Ao dar espaço para que os fatos políticos possam aparecer, o autor aumentaria as possibilidades de interpretação com outros matizes, mesmo que permaneça fiel a certos princípios republicanos que são seus instrumentos. Essa habilidade de enxergar o próprio aparecer desses fenômenos políticos e intelectuais desde fins do século XIX, no Brasil, até hoje – assim espera o professor – poderiam municiar o pensamento político brasileiro a enfrentar os ataques recentes ou persistentes à coisa pública.

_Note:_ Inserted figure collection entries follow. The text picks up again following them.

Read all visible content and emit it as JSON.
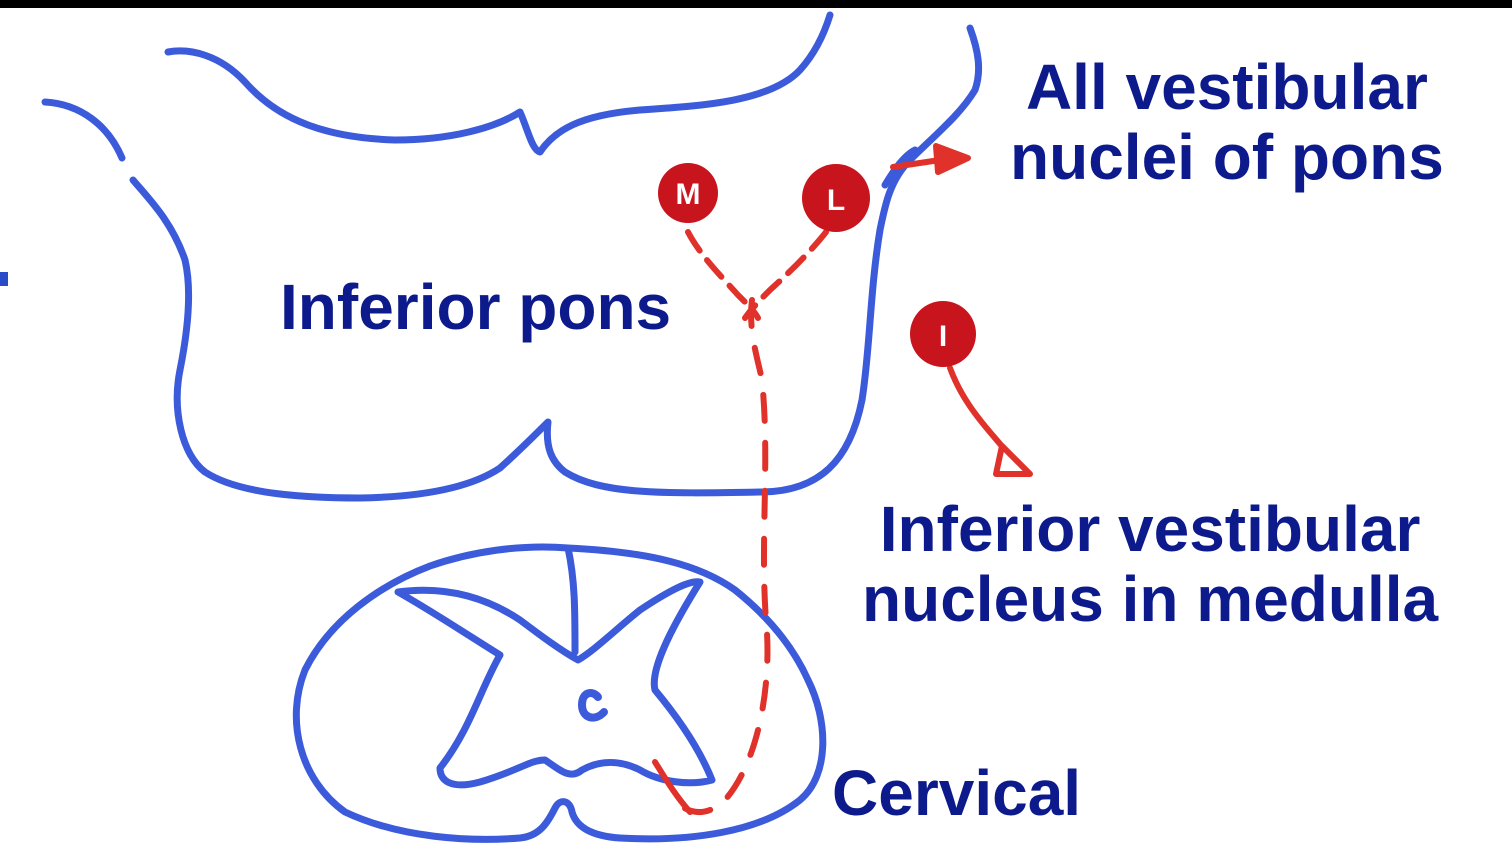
{
  "labels": {
    "pons": "Inferior pons",
    "all_vestibular_line1": "All vestibular",
    "all_vestibular_line2": "nuclei of pons",
    "inferior_vestibular_line1": "Inferior vestibular",
    "inferior_vestibular_line2": "nucleus in medulla",
    "cervical": "Cervical"
  },
  "nuclei": {
    "medial": "M",
    "lateral": "L",
    "inferior": "I"
  },
  "colors": {
    "background": "#000000",
    "board": "#ffffff",
    "outline": "#3b5bdb",
    "tract": "#e0322a",
    "nucleus": "#c8141c",
    "text": "#0d1a8c"
  }
}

Sob a luz do nosso tempo, a tarefa do livro reflete certa confiança. Aposta na coerência dos fundamentos filosóficos da república e na sua importante estabilização, nas palavras do autor, "experiência democrática não terá como prosseguir sem a estabilidade dos pilares propostos no começo desse livro: igualdade, liberdade, participação, aceitação dos conflitos, autonomia da comunidade política, identidade" (p. 202). Ao fazermos o esforço de imaginar esses pilares se materializando na vida social brasileira, há quem resista em dizer que, nos registros históricos da formação de nosso país, eles não parecem fora do lugar? A máxima segue valendo: pessimismo da razão, otimismo da vontade.

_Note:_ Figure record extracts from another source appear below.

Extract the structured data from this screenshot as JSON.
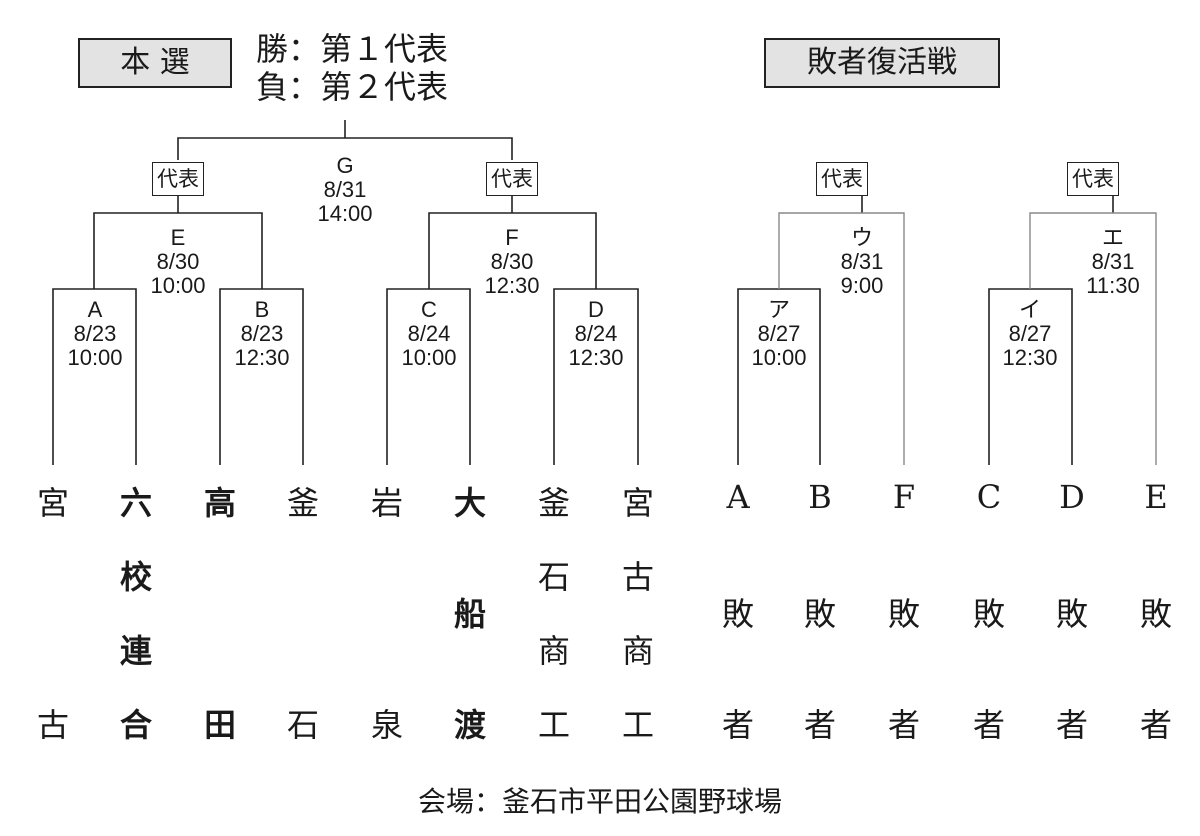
{
  "main_title": "本 選",
  "legend": {
    "win": "勝：第１代表",
    "lose": "負：第２代表"
  },
  "repechage_title": "敗者復活戦",
  "rep_label": "代表",
  "venue": "会場：釜石市平田公園野球場",
  "teams": [
    {
      "name": "宮古",
      "bold": false
    },
    {
      "name": "六校連合",
      "bold": true
    },
    {
      "name": "高田",
      "bold": true
    },
    {
      "name": "釜石",
      "bold": false
    },
    {
      "name": "岩泉",
      "bold": false
    },
    {
      "name": "大船渡",
      "bold": true
    },
    {
      "name": "釜石商工",
      "bold": false
    },
    {
      "name": "宮古商工",
      "bold": false
    }
  ],
  "losers": [
    {
      "name": "A敗者"
    },
    {
      "name": "B敗者"
    },
    {
      "name": "F敗者"
    },
    {
      "name": "C敗者"
    },
    {
      "name": "D敗者"
    },
    {
      "name": "E敗者"
    }
  ],
  "games": [
    {
      "id": "A",
      "date": "8/23",
      "time": "10:00"
    },
    {
      "id": "B",
      "date": "8/23",
      "time": "12:30"
    },
    {
      "id": "C",
      "date": "8/24",
      "time": "10:00"
    },
    {
      "id": "D",
      "date": "8/24",
      "time": "12:30"
    },
    {
      "id": "E",
      "date": "8/30",
      "time": "10:00"
    },
    {
      "id": "F",
      "date": "8/30",
      "time": "12:30"
    },
    {
      "id": "G",
      "date": "8/31",
      "time": "14:00"
    },
    {
      "id": "ア",
      "date": "8/27",
      "time": "10:00"
    },
    {
      "id": "イ",
      "date": "8/27",
      "time": "12:30"
    },
    {
      "id": "ウ",
      "date": "8/31",
      "time": "9:00"
    },
    {
      "id": "エ",
      "date": "8/31",
      "time": "11:30"
    }
  ]
}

Leia a íntegra da entrevista com Newton Bignotto:
• Ao ler os textos que compõem o livro, professor, percebemos que sua tarefa é compreender não uma teoria da democracia brasileira, mas entender como esse olhar sobre o político (o olhar democrático) tomou formas no Brasil. Qual função intelectual pública você compreende desse seu livro sendo publicado?

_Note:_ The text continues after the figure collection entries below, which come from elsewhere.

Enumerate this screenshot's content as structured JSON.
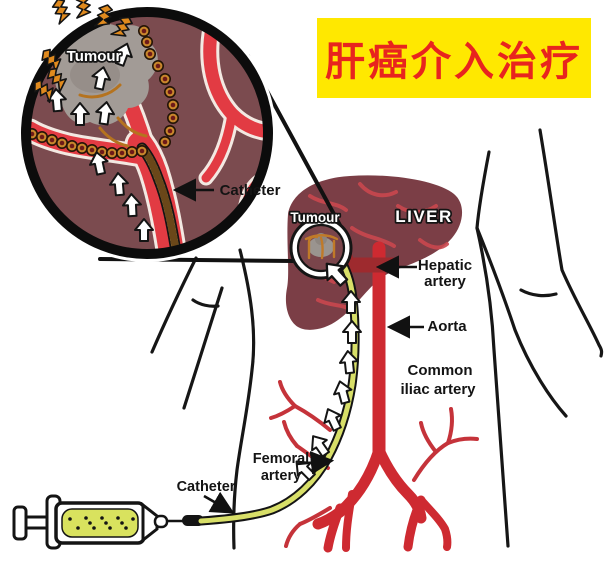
{
  "banner": {
    "text": "肝癌介入治疗",
    "bg_color": "#FFE800",
    "text_color": "#E8241E"
  },
  "inset": {
    "tumour_label": "Tumour",
    "catheter_label": "Catheter"
  },
  "diagram": {
    "tumour_label": "Tumour",
    "liver_label": "LIVER",
    "hepatic_artery_line1": "Hepatic",
    "hepatic_artery_line2": "artery",
    "aorta_label": "Aorta",
    "common_iliac_line1": "Common",
    "common_iliac_line2": "iliac artery",
    "femoral_line1": "Femoral",
    "femoral_line2": "artery",
    "catheter_label": "Catheter"
  },
  "colors": {
    "artery_red": "#CE2A31",
    "hepatic_dark_red": "#9E2A2E",
    "vessel_bright_red": "#E23B43",
    "liver_maroon": "#7B3E46",
    "inset_background": "#7B4B4F",
    "catheter_yellow": "#D8DF68",
    "catheter_inset_tan": "#C99F4E",
    "syringe_fluid": "#D9E25E",
    "bead_orange": "#C8862C",
    "lightning_orange": "#E08A1E",
    "tumour_gray": "#A29B96",
    "outline_black": "#141414"
  },
  "icons": {
    "up_arrow": "white block arrow with black outline pointing toward tumour",
    "lightning": "orange lightning bolt around tumour",
    "bead": "embolization bead: orange ring with dark core",
    "syringe": "syringe injecting through catheter"
  }
}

Há hoje no Brasil um mal-estar com relação ao estado de nossa democracia e o medo de que a crise pela qual estamos passando possa mais uma vez nos conduzir a um governo autoritário. De fato, ao longo de nossa história republicana, os regimes democráticos se mostraram frágeis e acabaram sucumbindo num processo que chamei de entrópico. Ao mesmo tempo, existiu entre nós uma preocupação com a natureza dos regimes políticos, que esteve na origem de sua série de obras de autores como Sérgio Buarque de Holanda que, focadas na realidade brasileira, se ocuparam com os valores e procedimentos que caracterizam um regime de liberdades. Acho que é uma tarefa importante recuperar o sentido dessa longa trajetória de reflexão sobre a democracia e de prolongá-la no contexto atual. Isso implica aceitar que temos um percurso fecundo das ideias democráticas entre nós e que vale a pena recordá-lo, para fazer do pensamento uma ferramenta de ação num momento no qual muitos agentes políticos se caracterizam pelo que a pensadora Hannah Arendt chamou de “vazio de pensamento”.